A non-motorized tread rate of rotation or “speed” can be increased by increasing the longitudinal force acting upon the tread 40. To do so in accordance with the present invention, the tread incline angle is increased. FIGS. 6a-6b show the same magnitude of downward force 90 applied to the tread 40 as was described above in relation to FIGS. 5a-5b. The magnitude of the longitudinal force 92 is equal to the magnitude of the downward force 90 multiplied by the sine of the angle of incline, and the magnitude of the longitudinal force will be relatively large when the angle of incline of the tread 40 is large. The larger longitudinal force rotates the tread 40 about the rollers 42, 44 at a higher rate of rotation “speed”.

FIGS. 5 a-6b show how the treadmill 10 of the present invention can adjust the speed of the tread 40 by altering the incline angle of the tread 40 using the angle adjustment mechanism 80. In operation, an operator on the treadmill 10 can increase the speed of the tread 40 by increasing the incline of the tread 40 to increase the magnitude of the longitudinal force 92. Similarly, an exercise training program can be used to direct the controller 75 to compare the current speed of the tread 40 with a target speed, and based on the results of the comparison, the exercise program can direct the controller 75 to increase the speed of the tread 40 by increasing the incline of the tread 40 to increase the magnitude of the longitudinal force 92. Conversely, the speed of the tread 40 can be reduced by decreasing the incline angle thereby reducing the longitudinal force 92, and the speed of the tread 40.

FIGS. 7 and 8 illustrates the treadmill 10 with the compartment cover 50 removed, to show a belt 52, a flywheel 55, a sensor 60, a generator 65, a battery 66, a controller 75, and a lift motor 85. The flywheel 55 and tread 40 are operatively engaged to one another by the belt 52, so that as the tread 40 moves in the longitudinal direction, a front roller 42, illustrated in FIG. 8, is turned, driving the belt 52, which in turn rotates the flywheel 55. The flywheel 55 acts as an energy storage device, storing a portion of the kinetic energy of the tread 40 in the spinning flywheel as inertia. The flywheel 55 can also supply some of this stored energy back to the tread 40. By sharing kinetic energy between the tread 40 and the flywheel 55, a more uniform speed of the tread 40 can be maintained. The flywheel 55 is not required to be connected to the tread 40 in this specific manner. For example, the flywheel 55 could be mounted directly onto the front roller 42, so that the flywheel 55 would be an integral part of the front roller 42. A specific configuration is described here, but other configurations can be used to perform the same function while remaining within the scope of the invention.

A generator 65 is also shown operatively mounted on the same shaft 56 as the flywheel 55, and is driven by the rotation of the front roller 42. A treadmill 10 of the present invention could have a flywheel 55 with no generator 65, a generator 65 with no flywheel 55, both a flywheel 55 and a generator 65, or neither.

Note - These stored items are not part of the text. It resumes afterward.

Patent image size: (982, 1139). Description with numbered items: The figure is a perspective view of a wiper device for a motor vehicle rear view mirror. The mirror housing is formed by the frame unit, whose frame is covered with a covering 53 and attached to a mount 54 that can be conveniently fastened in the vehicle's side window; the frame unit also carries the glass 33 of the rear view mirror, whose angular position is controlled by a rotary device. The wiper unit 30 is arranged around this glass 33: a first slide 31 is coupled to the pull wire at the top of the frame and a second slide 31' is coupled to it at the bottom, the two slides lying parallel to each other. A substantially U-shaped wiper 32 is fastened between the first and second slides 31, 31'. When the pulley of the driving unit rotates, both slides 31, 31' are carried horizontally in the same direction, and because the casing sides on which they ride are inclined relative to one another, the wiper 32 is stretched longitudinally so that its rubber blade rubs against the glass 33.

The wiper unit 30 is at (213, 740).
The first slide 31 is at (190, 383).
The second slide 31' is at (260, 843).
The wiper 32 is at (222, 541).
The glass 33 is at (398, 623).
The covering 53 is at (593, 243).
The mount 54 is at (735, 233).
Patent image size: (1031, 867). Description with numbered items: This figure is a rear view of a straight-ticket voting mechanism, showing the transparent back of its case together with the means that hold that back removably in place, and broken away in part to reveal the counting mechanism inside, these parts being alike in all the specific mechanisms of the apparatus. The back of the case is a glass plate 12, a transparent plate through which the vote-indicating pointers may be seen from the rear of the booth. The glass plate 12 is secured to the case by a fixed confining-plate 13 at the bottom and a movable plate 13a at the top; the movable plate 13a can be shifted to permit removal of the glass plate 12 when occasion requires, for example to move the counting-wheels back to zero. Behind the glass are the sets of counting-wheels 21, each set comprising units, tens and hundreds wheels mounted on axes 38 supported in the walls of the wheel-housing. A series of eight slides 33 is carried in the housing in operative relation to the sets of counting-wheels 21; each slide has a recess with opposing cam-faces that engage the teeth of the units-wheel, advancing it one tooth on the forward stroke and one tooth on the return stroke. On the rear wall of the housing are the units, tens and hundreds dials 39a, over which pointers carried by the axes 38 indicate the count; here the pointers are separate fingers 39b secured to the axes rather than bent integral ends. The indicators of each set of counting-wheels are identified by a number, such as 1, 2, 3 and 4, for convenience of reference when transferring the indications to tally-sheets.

Additionally, it should be noted that a flywheel 55 or generator 65 may be mounted in other locations, and in engagement with the tread 40 by an appropriate mechanical or electrical system, including pulleys and belts, or the flywheel 55, and generator 65 can have different geometries than that shown in FIGS. 7 and 8.

The generator 65 is electrically connected to the battery 66, so that the battery 66 can receive and store energy from the generator 65. This energy can then be used to power other components of the treadmill 10 as desired. The controller 75 is connected to many of the electrical components within the treadmill 10, so a convenient way to distribute power to the other components of the treadmill 10 is to electrically connect the generator 65, and the battery 66 to the controller 75. The controller 75 can then direct incoming electrical energy to be stored in the battery 66, and/or selectively direct electricity to other electrical components.

In addition to generating electricity, the generator 65 can also act as a braking mechanism. Instead of driving the tread 40, as a drive motor would do, the generator 65 can tap energy and slow down the tread 40. To use a generator for this purpose, a resistive load can be applied across the output terminals of the generator 65, either at a constant rate or variably to variably resist the revolving motion of the tread 40. Other braking mechanisms can be used in place of the generator 65 as well.

For example, an eddy-current braking mechanism can be used in place of the generator 65 to add resistance to the motion of the tread 40. Braking mechanisms such as viscous dampers, fans (dissipating energy into the air), frictional braking mechanisms and others can be used in the invention.

FIG. 8 also shows a sensor 60 which senses a “speed parameter” that is indicative of the speed of the tread 40. The sensor 60 may directly sense a speed parameter such as the actual speed of the tread 40, or the motion of a related component, an optical or audible target associated with the tread 40, or some other aspect of tread movement so that the speed parameter can be used to calculate a speed or a factor of speed of the tread 40. For instance, the sensor 60 shown in FIG. 8 senses the number of turns of a shaft 56 attached to a flywheel 55. The sensor 60 generates and transmits a signal indicative of the number of times the shaft 56 has rotated, and the sensor 60 or some other component, such as the controller 75, can be programmed to correlate the number of rotations of the shaft 56 over a period of time to the motion of the tread 40 and calculate the speed of the tread 40, for example. The sensor 60 in FIG. 8 is shown measuring the rotational speed of the shaft 56 on which the flywheel 55 and the generator 65 are attached, but the sensor 60 is not dependent upon the presence of either component, and could be placed in other locations to sense some speed parameter that is indicative of the speed of the tread 40, including a device, optical source, or audible source attached to the tread 40, or some other related component. Also, the actual speed of the tread 40 does not need to be calculated to make the comparison described below.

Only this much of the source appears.